Chen avait découvert sa nouvelle mission dans la vie : il se mit à hanter les lycées, les universités, à y faire des conférences. Il déclina les statistiques d’ablation du sein et de mortalité associée. Sur écran, il décrivit les ravages du « Wonderbra » à coussinets artificiels, des baleines métalliques, ces « amies de vos poitrines, qui leur veulent du mal ». A chaque fin de séance, il n’omettait point de suggérer aux demoiselles, aux mamans venues les chaperonner, de lui remettre ces sous-vêtements dont il venait les libérer. Avec sa campagne atypique, Chen venait à point nommé et répondait à un besoin profond : le succès fut phénoménal, et depuis, jamais démenti. Les médecins applaudirent à tout rompre et les étudiantes, subjuguées, le laissèrent repartir avec des valises pleines de leurs brassières. En cercles concentriques, toutes les provinces firent appel à lui, le priant de venir à leur tour les éclairer.

Chen Qingzu Musee Soutien Gorge 2En 20 ans, il a récolté  5000 de ces hauts de toutes matières (coton, synthétique ou soie), couleurs (blanche, saumon, rouge pivoine ou chair), formes (bandeau, plongeant ou triangle), taille des bonnets (de « A » à « F »), avec ou sans froufrous, dentelles, passementerie ou bretelles – tous gardant en commun leur avarice de volume, promesse d’un serrage optimal des seins opprimés. Ces trophées, depuis novembre 2013, Chen les expose dans son salon, musée unique au monde. Vu la taille modeste de la pièce (10m2), ces bonnets recouvrent tous les murs, sagement classés côte à côte et reproduisant par ondulation le doux moutonnement de « la mer qu’on voit danser, le long des golfes clairs ».

Dans son dos bien sûr, les sceptiques abondent, en son quartier et sur internet, accusant Chen de pensées malsaines et perversion soutiffiste. On n’est d’ailleurs pas tout à fait sûr de pouvoir l’absoudre de telles accusations, tant il entretient le flou, comme à plaisir – n’hésitait-il pas à s’exhiber en ville, torse nu en soutien-gorge pour se donner en spectacle « 出乖 露丑 » (chūguāi louchoulòuchǒu) ? 

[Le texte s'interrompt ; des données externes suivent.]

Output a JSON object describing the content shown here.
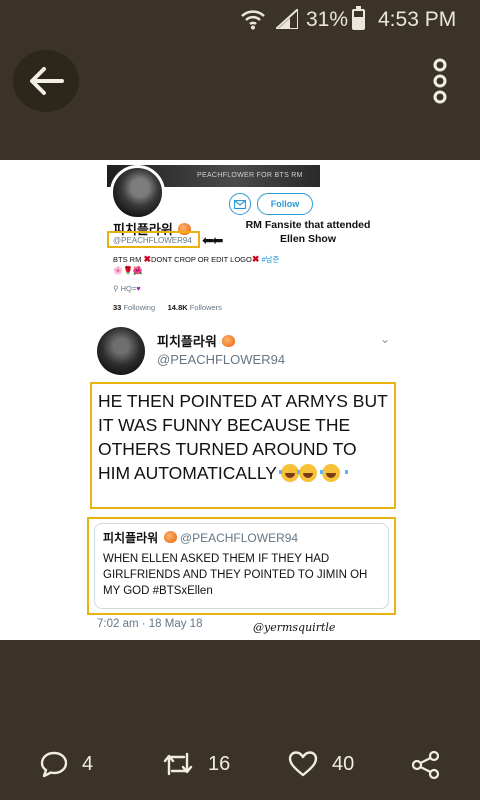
{
  "status_bar": {
    "battery": "31%",
    "time": "4:53 PM"
  },
  "header": {
    "back_icon": "arrow-left-icon",
    "menu_icon": "more-vertical-icon"
  },
  "profile": {
    "banner_text": "PEACHFLOWER FOR BTS RM",
    "name": "피치플라워",
    "handle": "@PEACHFLOWER94",
    "arrows": "⬅⬅",
    "follow_label": "Follow",
    "fansite_note": "RM Fansite that attended Ellen Show",
    "bio_prefix": "BTS RM",
    "bio_middle": "DONT CROP OR EDIT LOGO",
    "bio_tag": "#남준",
    "bio_emoji": "🌸🌹🌺",
    "hq_label": "HQ=",
    "following_count": "33",
    "following_label": "Following",
    "followers_count": "14.8K",
    "followers_label": "Followers"
  },
  "tweet": {
    "name": "피치플라워",
    "handle": "@PEACHFLOWER94",
    "text": "HE THEN POINTED AT ARMYS BUT IT WAS FUNNY BECAUSE THE OTHERS TURNED AROUND TO HIM AUTOMATICALLY",
    "quote_name": "피치플라워",
    "quote_handle": "@PEACHFLOWER94",
    "quote_text": "WHEN ELLEN ASKED THEM IF THEY HAD GIRLFRIENDS AND THEY POINTED TO JIMIN OH MY GOD #BTSxEllen",
    "timestamp": "7:02 am · 18 May 18",
    "watermark": "@yermsquirtle"
  },
  "actions": {
    "comments": "4",
    "reposts": "16",
    "likes": "40"
  },
  "colors": {
    "background": "#3b3426",
    "highlight_border": "#e8b20f",
    "twitter_blue": "#2b9bd8"
  }
}
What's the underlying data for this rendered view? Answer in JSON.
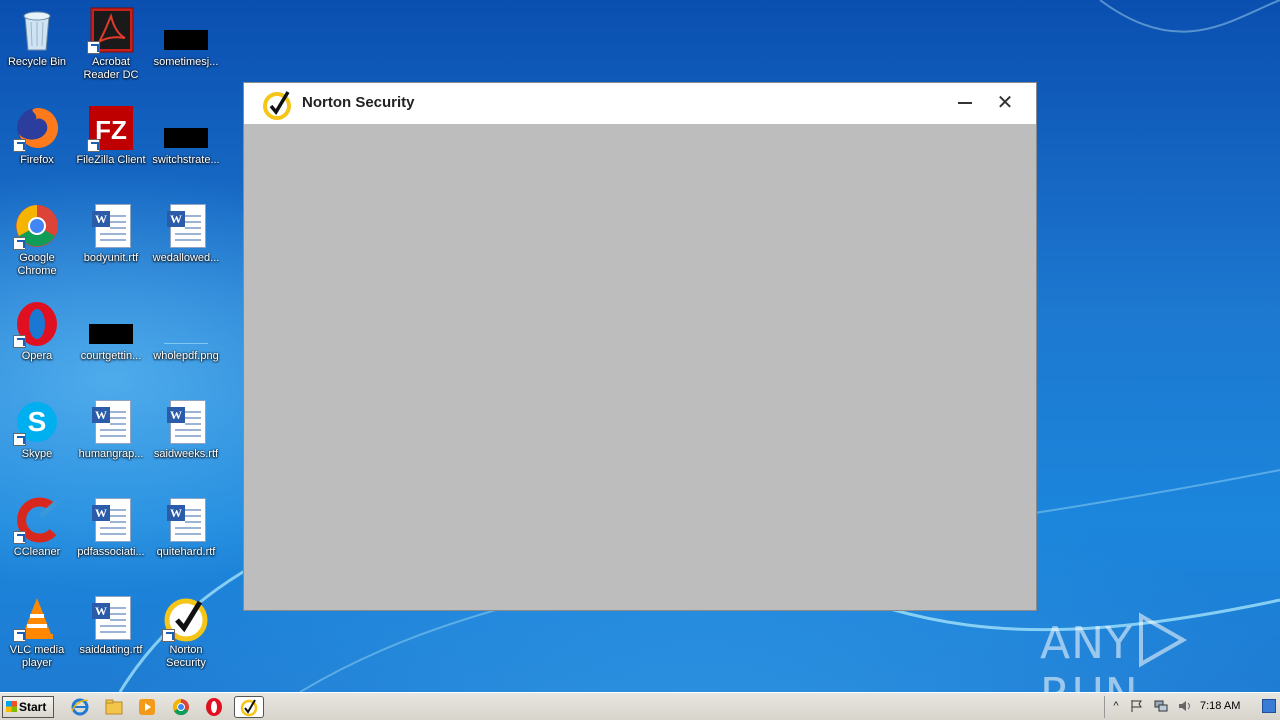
{
  "desktop": {
    "icons": [
      {
        "label": "Recycle Bin"
      },
      {
        "label": "Acrobat Reader DC"
      },
      {
        "label": "sometimesj..."
      },
      {
        "label": "Firefox"
      },
      {
        "label": "FileZilla Client"
      },
      {
        "label": "switchstrate..."
      },
      {
        "label": "Google Chrome"
      },
      {
        "label": "bodyunit.rtf"
      },
      {
        "label": "wedallowed..."
      },
      {
        "label": "Opera"
      },
      {
        "label": "courtgettin..."
      },
      {
        "label": "wholepdf.png"
      },
      {
        "label": "Skype"
      },
      {
        "label": "humangrap..."
      },
      {
        "label": "saidweeks.rtf"
      },
      {
        "label": "CCleaner"
      },
      {
        "label": "pdfassociati..."
      },
      {
        "label": "quitehard.rtf"
      },
      {
        "label": "VLC media player"
      },
      {
        "label": "saiddating.rtf"
      },
      {
        "label": "Norton Security"
      }
    ]
  },
  "window": {
    "title": "Norton Security",
    "minimize_icon": "minimize-icon",
    "close_glyph": "✕"
  },
  "watermark": {
    "text_left": "ANY",
    "text_right": "RUN"
  },
  "taskbar": {
    "start_label": "Start",
    "clock": "7:18 AM",
    "tray_expand": "^"
  },
  "colors": {
    "norton_yellow": "#f5c518",
    "window_body": "#bdbdbd",
    "desktop_blue": "#1674c8"
  }
}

Aujourd’hui même, loin de se satisfaire de son actuel trésor de guerre, il prétend doubler la mise à 10.000 pièces. Or 10.000, c’est le chiffre impérial en culture chinoise, celui des Dieux et de l’éternité, qui suggère un fantasme chez notre homme : celui de passer à la postérité comme empereur des célestes mamelles. Toujours est-il que par ce biais, notre travailleur de la santé a réussi à éveiller la classe féminine à sa santé mammaire, et sans doute sauver des centaines de jeunes femmes à un sort cruel parfaitement évitable. Dernièrement, Chen défend même la thèse des gynécos européens qui préconisent (sauf pour les femmes les plus fournies) l’abandon pur et simple du soutien-gorge, estimant que ce dernier a en fait pour effet négatif de priver la poitrine de toute musculation.

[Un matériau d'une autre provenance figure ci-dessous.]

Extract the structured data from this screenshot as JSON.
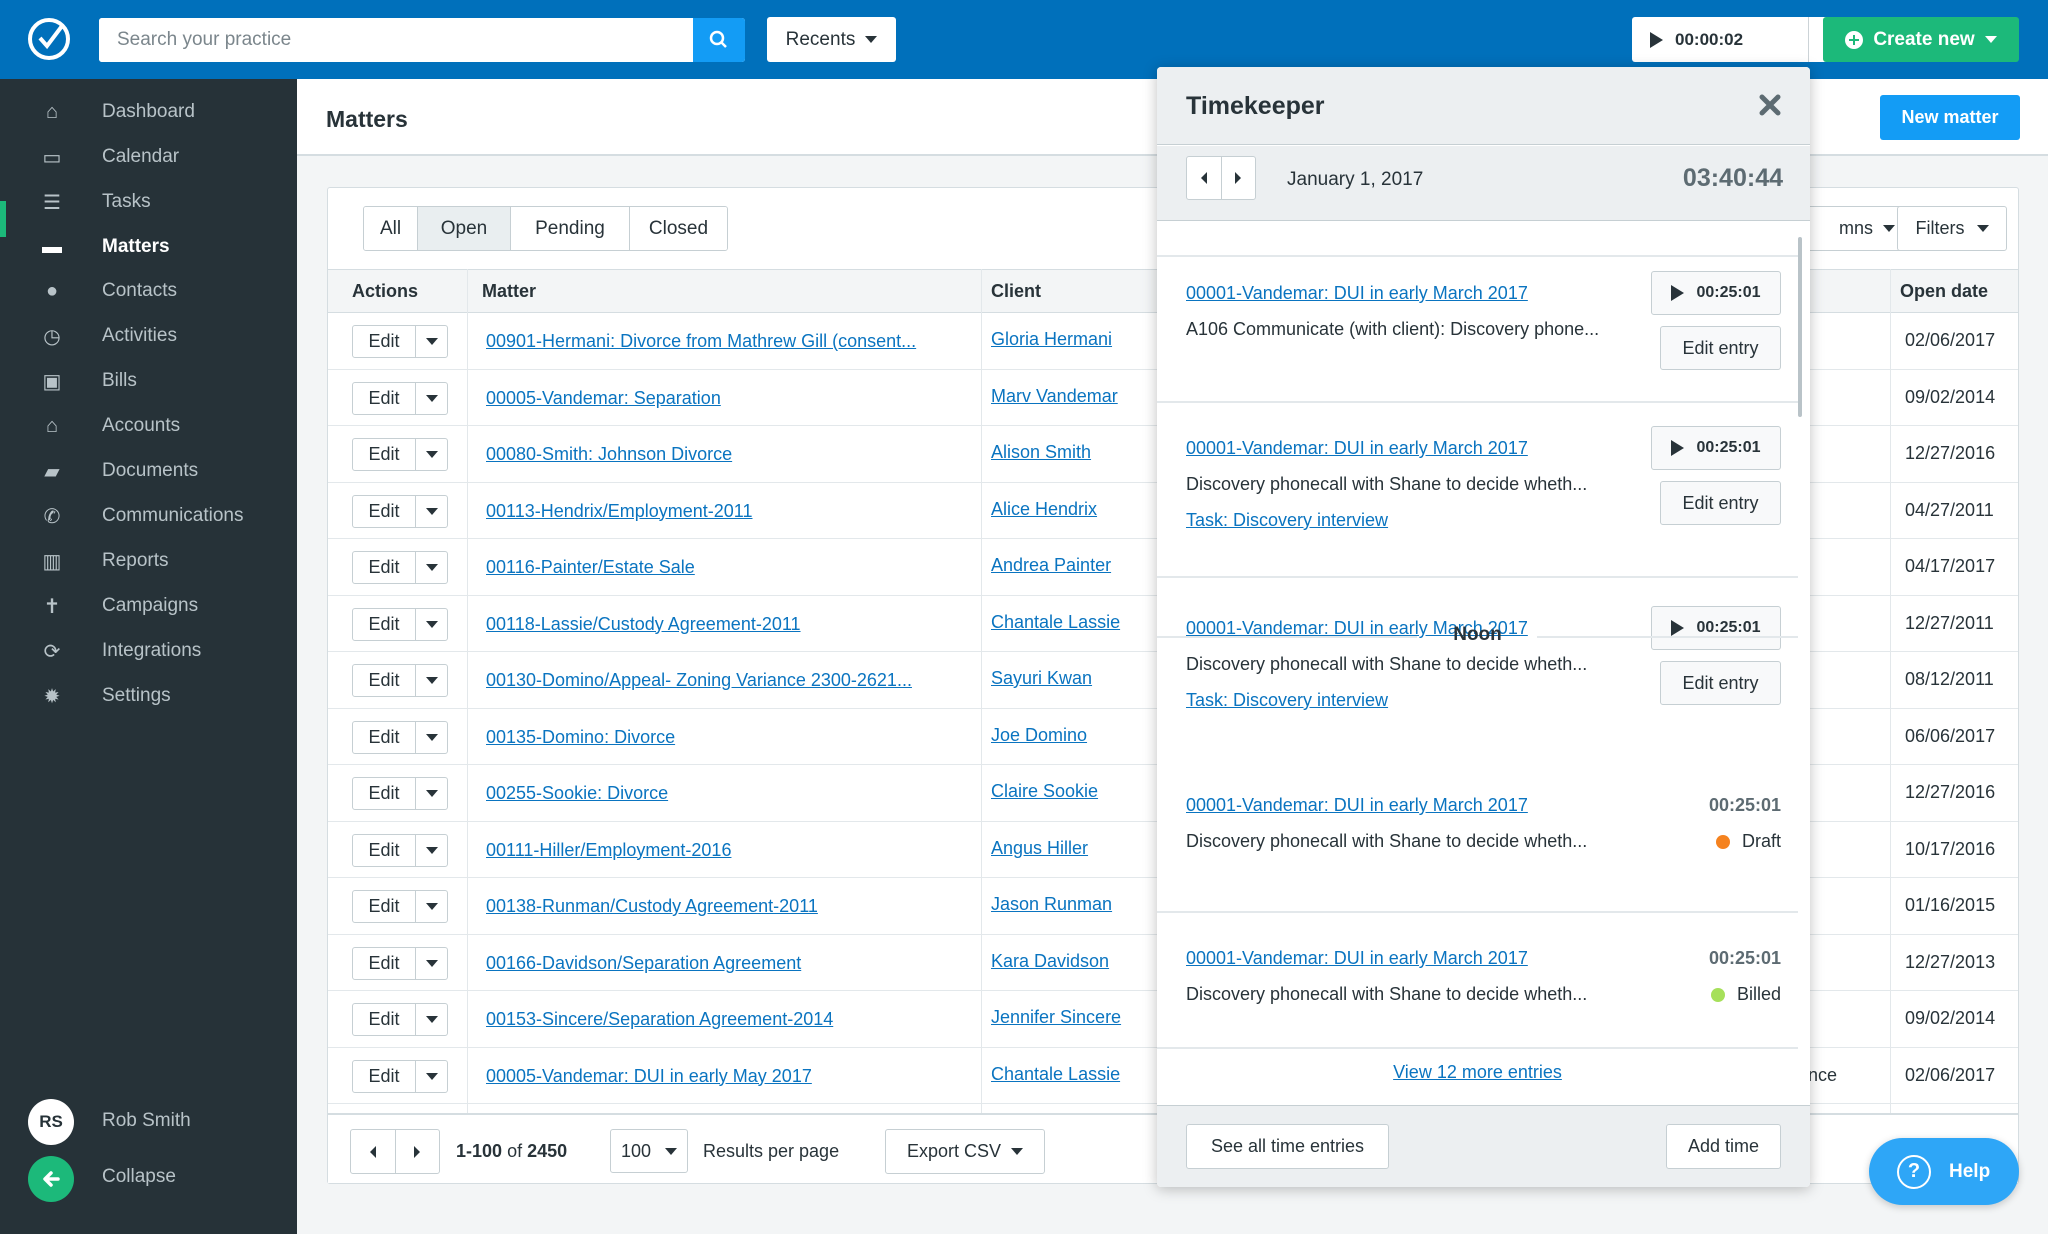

Fière de son héros, la mairie de Yacheng veut lui offrir un vrai musée, tant pour renforcer l’effet de sa croisade que pour se profiler elle-même au niveau national. Beau résultat, pour un homme qui, au départ avait seulement voulu s’arracher à un destin de carabin raté. Il faut noter, au passage, le lieu où se déroule notre aventure : Hainan, refuge notoire de forbans et d’insoumis. Cette île tropicale conforte ainsi sa réputation de non conformisme et de mépris du qu’en-dira-t-on. Enfin, la croisade de Chen est aussi bien représentative de son époque : d’une Chine tout juste sortie d’une Révolution, qui vient de s’éveiller et reste à l’affût de toute opportunité de changer la vie, le train-train, la routine : «  cours camarade, la Révolution est devant toi, et la poitrine libre ! ».